So, when I returned books to the library, I scanned the "new fiction" shelves as usual. Just in case.
What I found was an oversized paperback of
Arnaldur's latest, "Reykjavík Murder Mystery,"
Hypothermia. (It's a British publication with all the extra vowels.) It was pretty good and the last half was better than the first half.
In fact, I read to about page 60 and then went online to search this blog. Things just seemed very familiar, and I wasn't sure I had hadn't read this book already. But, no, I hadn't read
Hypothermia. The main character, the setting (Iceland), the prose, and the pacing all seemed very familiar. In fact, a couple of the "cold cases" in this book were mentioned in earlier books.
When things seem that familiar and the pace of the story telling is a slow march, I have trouble getting enthusiastic about reading. I'd read a chapter and put the book down. The next day, I'd read another chapter. However, things picked up in the last half of the book.
Arnaldur's main character, Erlendur, is off on his own in this story. Things are slow at the Rekjavík cop shop. Erlendur is doing paperwork on a suicide and taking a last look at a couple 30-year old cold cases left over from early in his career. He's motivated, in part, because the father of a young man who went missing without a trace back then is dying.
Of course things get complicated. Details of the suicide don't add up. A guy retires from a career in Denmark and comes home to Iceland. Guess who he used to know. Erlendur is still haunted by the death of his little brother in a blizzard that almost killed both of them. His adult daughter is pushing him and his ex-wife to sit down and talk to each other (something they haven't done for 20 years). There are hints of ghosts and words of mediums.
Nearly all of that is in the second half of the book. And that's worth reading. I don't know how well the second half would stand up without introduction, but I'd guess you could skim the first 120 pages.
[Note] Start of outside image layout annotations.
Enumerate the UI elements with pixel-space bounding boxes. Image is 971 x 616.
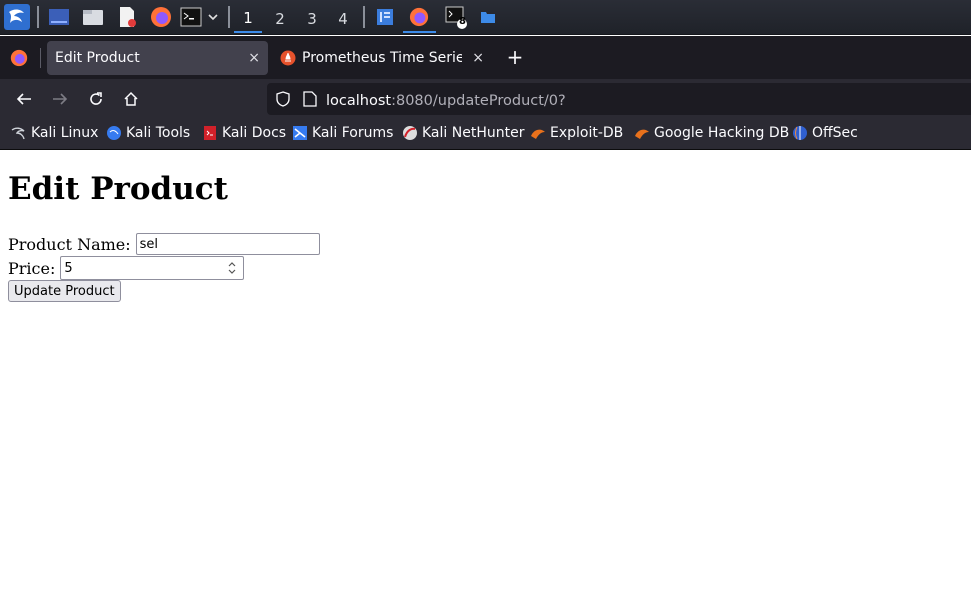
nethunter-icon <box>402 125 418 141</box>
bookmark-label: Kali Docs <box>222 125 287 141</box>
shield-icon[interactable] <box>275 91 291 107</box>
window-terminal-icon[interactable]: 8 <box>444 5 470 29</box>
window-notes-icon[interactable] <box>374 5 396 29</box>
bookmark-label: Kali Linux <box>31 125 99 141</box>
update-product-button[interactable]: Update Product <box>8 280 121 302</box>
tab-prometheus[interactable]: Prometheus Time Series C × <box>272 41 492 75</box>
product-name-label: Product Name: <box>8 234 131 254</box>
bookmark-exploit-db[interactable]: Exploit-DB <box>530 125 623 141</box>
workspace-1[interactable]: 1 <box>234 5 262 33</box>
terminal-launcher-icon[interactable] <box>179 5 203 29</box>
bookmark-label: Kali NetHunter <box>422 125 525 141</box>
back-button[interactable] <box>12 88 36 110</box>
tab-title: Prometheus Time Series C <box>302 50 462 66</box>
kali-dragon-icon <box>11 125 27 141</box>
bookmark-kali-nethunter[interactable]: Kali NetHunter <box>402 125 524 141</box>
bookmarks-toolbar: Kali Linux Kali Tools Kali Docs Kali For… <box>0 119 971 150</box>
prometheus-icon <box>280 50 296 66</box>
kali-forums-icon <box>292 125 308 141</box>
price-label: Price: <box>8 258 56 278</box>
firefox-view-icon[interactable] <box>9 48 29 68</box>
url-path: :8080/updateProduct/0? <box>391 92 566 109</box>
offsec-icon <box>792 125 808 141</box>
text-editor-icon[interactable] <box>116 5 138 29</box>
kali-menu-icon[interactable] <box>4 4 30 30</box>
bookmark-label: Kali Forums <box>312 125 394 141</box>
window-folder-icon[interactable] <box>477 5 499 29</box>
kali-tools-icon <box>106 125 122 141</box>
workspace-2[interactable]: 2 <box>266 5 294 33</box>
new-tab-button[interactable]: + <box>505 45 525 69</box>
firefox-launcher-icon[interactable] <box>149 5 173 29</box>
url-text: localhost:8080/updateProduct/0? <box>326 90 566 109</box>
product-name-input[interactable] <box>135 233 320 255</box>
terminal-count-badge: 8 <box>459 16 466 27</box>
url-bar[interactable]: localhost:8080/updateProduct/0? <box>267 83 971 115</box>
tab-title: Edit Product <box>55 50 140 66</box>
navigation-toolbar: localhost:8080/updateProduct/0? <box>0 79 971 119</box>
price-stepper[interactable] <box>60 256 245 280</box>
exploit-db-icon <box>530 125 546 141</box>
desktop-panel: 1 2 3 4 8 <box>0 0 971 35</box>
bookmark-kali-linux[interactable]: Kali Linux <box>11 125 98 141</box>
bookmark-label: Kali Tools <box>126 125 191 141</box>
forward-button[interactable] <box>48 88 72 110</box>
show-desktop-icon[interactable] <box>47 5 71 29</box>
close-icon[interactable]: × <box>472 50 484 66</box>
home-button[interactable] <box>119 88 143 110</box>
bookmark-kali-docs[interactable]: Kali Docs <box>202 125 286 141</box>
tab-edit-product[interactable]: Edit Product × <box>47 41 268 75</box>
close-icon[interactable]: × <box>248 50 260 66</box>
page-content: Edit Product Product Name: Price: Update… <box>0 151 971 616</box>
bookmark-label: Google Hacking DB <box>654 125 790 141</box>
bookmark-label: Exploit-DB <box>550 125 624 141</box>
file-manager-icon[interactable] <box>81 5 105 29</box>
bookmark-google-hacking-db[interactable]: Google Hacking DB <box>634 125 789 141</box>
product-name-row: Product Name: <box>8 233 320 255</box>
tab-strip: Edit Product × Prometheus Time Series C … <box>0 36 971 79</box>
bookmark-label: OffSec <box>812 125 858 141</box>
kali-docs-icon <box>202 125 218 141</box>
bookmark-kali-forums[interactable]: Kali Forums <box>292 125 393 141</box>
bookmark-offsec[interactable]: OffSec <box>792 125 858 141</box>
page-title: Edit Product <box>8 171 228 207</box>
window-firefox-icon[interactable] <box>407 5 431 29</box>
reload-button[interactable] <box>84 88 108 110</box>
workspace-4[interactable]: 4 <box>329 5 357 33</box>
chevron-down-icon[interactable] <box>206 5 220 29</box>
bookmark-kali-tools[interactable]: Kali Tools <box>106 125 190 141</box>
page-info-icon[interactable] <box>303 91 317 107</box>
price-input[interactable] <box>61 258 222 279</box>
ghdb-icon <box>634 125 650 141</box>
price-row: Price: <box>8 256 245 280</box>
spinner-icon[interactable] <box>225 259 239 277</box>
url-host: localhost <box>326 92 392 109</box>
workspace-3[interactable]: 3 <box>298 5 326 33</box>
Now, there's the issue of counterparts.
Dan Conrad noted that Charles Todd's Bess Crawford character (first created in 2009) is strikingly similar to Jacqueline Winspear's Maisie Dobbs. The first Maisie Dobbs novel was published in 2003. Both women were nurses during World War I and both are independent women who get involved in solving mysteries in London after the war. I haven't gotten around to reading a Bess Crawford story yet, but here's another pair to draw to.
In 1991, Henning Mankell wrote the first Kurt Wallander novel. The Swedish detective has become incredibly well-known.
The eleventh (and last) novel is about to come out. There have been television series produced in Sweden and Britain featuring Wallander. And there's a Swedish movie.
Wallander is a morose and phlegmatic man, whose wife left him and whose daughter worries him (in several senses of that verb). He's a passionate detective whose life is centered on finding the facts and explanations behind awful events. He lives in a neglected apartment and doesn't take care of himself.
Arnaldur's Erlandur first showed up in 1997. He's a morose detective, haunted by his past and anxious to explain tragedies and atrocities he confronts as an Icelandic detective. He abandonded his wife and two children long ago and has no clue about finding closure with those people. He lives in a neglected apartment and doesn't take very good care of himself. Books about Erlandur have been published in 26 countries, but none have been made in to television shows or movies. And Erlandur's putative apartment building is not a tourist destination like Kurt Wallander's.
Oh, and
Arnaldur is Icelandic and doesn't use a family name. In the UK and the US, his books list him as Arnaldur Indriðason. I guess you can't be an author in the English-speaking world with only one name unless you were a 19th century short story writer or you've established yourself as a performer.